A small institution of higher learning with more than 5,000 graduates throughout its history, it has more than 3,800 known alumni.

It was open in Cambridge Springs from 1912 through 1987, first as an academy, then a technical institute and later a liberal arts college. It was opened in September 1912 by the Polish National Alliance, the largest Polish-American fraternal insurance organization, as a school for higher education for Polish immigrants and their children.

It was founded to allow Polish-Americans an opportunity to receive technical and liberal arts education they were denied elsewhere due to discrimination. The college also encouraged the study of Polish language and Polish and Slavic culture.

Alliance’s small size is what help make it unique, according to former students.

“We only had about 300 students on campus in the 1960s,” said Mickie Mickiewicz, current president of the alumni association and also a member of the class of 1967. “We had common bonds. We were predominately Catholic, predominately of Polish descent and we were a small school so everybody knew everyone.”

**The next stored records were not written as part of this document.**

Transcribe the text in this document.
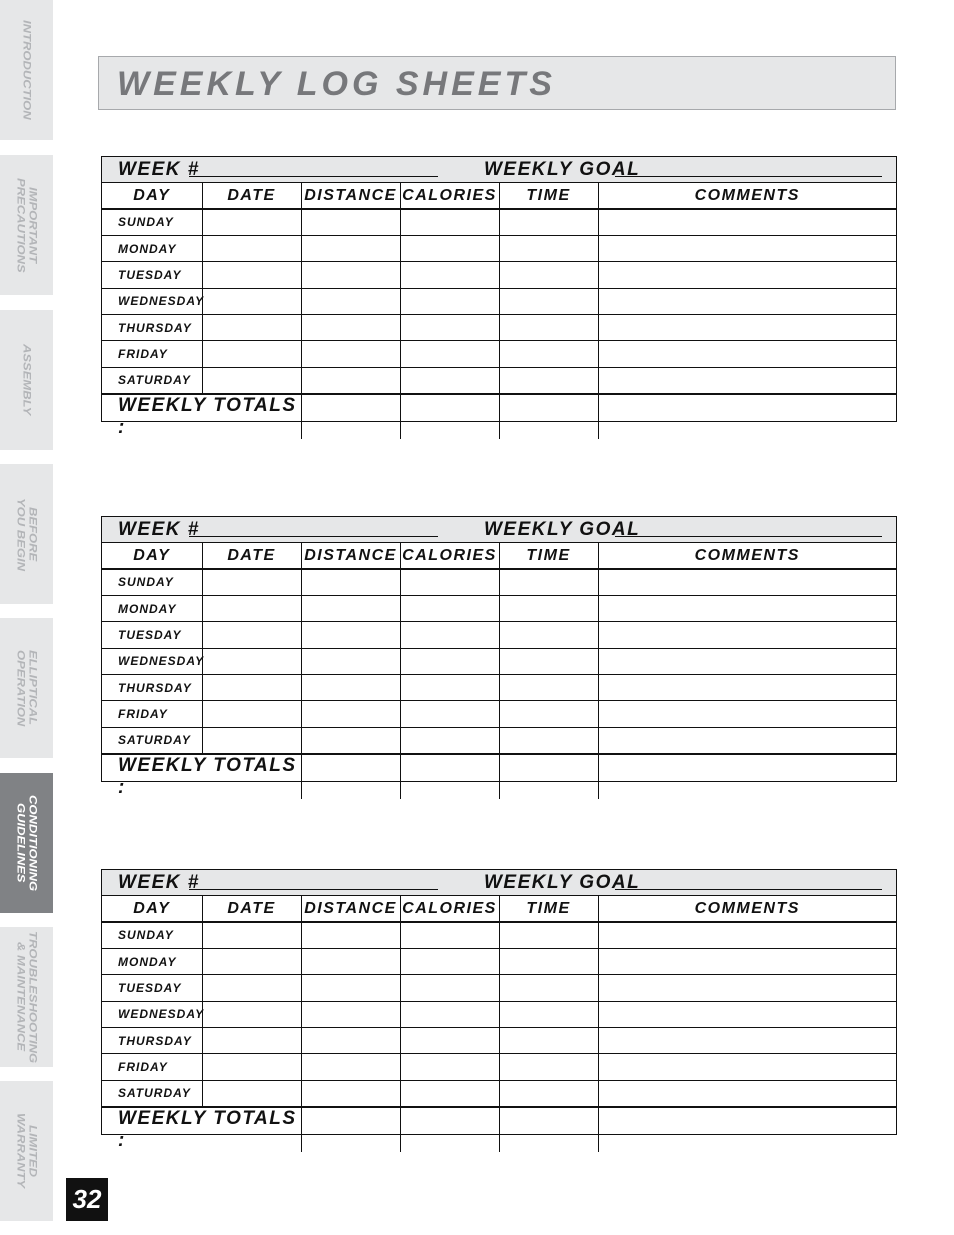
INTRODUCTION
IMPORTANT
PRECAUTIONS
ASSEMBLY
BEFORE
YOU BEGIN
ELLIPTICAL
OPERATION
CONDITIONING
GUIDELINES
TROUBLESHOOTING
& MAINTENANCE
LIMITED
WARRANTY
WEEKLY LOG SHEETS
WEEK #	WEEKLY GOAL
DAY	DATE	DISTANCE	CALORIES	TIME	COMMENTS
SUNDAY					
MONDAY					
TUESDAY					
WEDNESDAY					
THURSDAY					
FRIDAY					
SATURDAY					
WEEKLY TOTALS :					
WEEK #	WEEKLY GOAL
DAY	DATE	DISTANCE	CALORIES	TIME	COMMENTS
SUNDAY					
MONDAY					
TUESDAY					
WEDNESDAY					
THURSDAY					
FRIDAY					
SATURDAY					
WEEKLY TOTALS :					
WEEK #	WEEKLY GOAL
DAY	DATE	DISTANCE	CALORIES	TIME	COMMENTS
SUNDAY					
MONDAY					
TUESDAY					
WEDNESDAY					
THURSDAY					
FRIDAY					
SATURDAY					
WEEKLY TOTALS :					
32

That even extended to the faculty, said Walter Kaminski, a member of the class of 1965.

“If you weren’t serious about your education, the professors would pick up on that,” said Kaminski. “They’d check on you. I had professors knock on my door a couple of times.”

Bernie Land, a member of the class of 1964, said he had a lot fond memories of going to college at Alliance.

“I wasn’t a great students, but I had a wonderful social life,” he said with a chuckle.

“We really were one big family,” said Dave Matejczyk, a graduate of the class of 1980. He served as public relations director for the college for several years in the 1980s following graduation. Matejczyk’s father, Blair, also was a physics and mathematics professor at Alliance for 47 years.

It’s the sense of the “Alliance family” that will live on, according to its graduates.

“Because of the closeness of students, becoming friends with professors — it allowed all of us to develop as adults,” said Mickiewicz.

Everist agrees and notes long-term memories of what was Alliance need to be kept alive for future generations.

“Too much of America these days is just studying recent history,” she said. “To educate you have to look at the long-term and learn from the whole picture.”

Did  you know?

Alliance College opened in September 1912 in Cambridge Springs with a total of 375 students.

The formal dedication of Alliance College took place on Oct. 26, 1912 with the then-President of the United States, William H. Taft, speaking at the ceremony.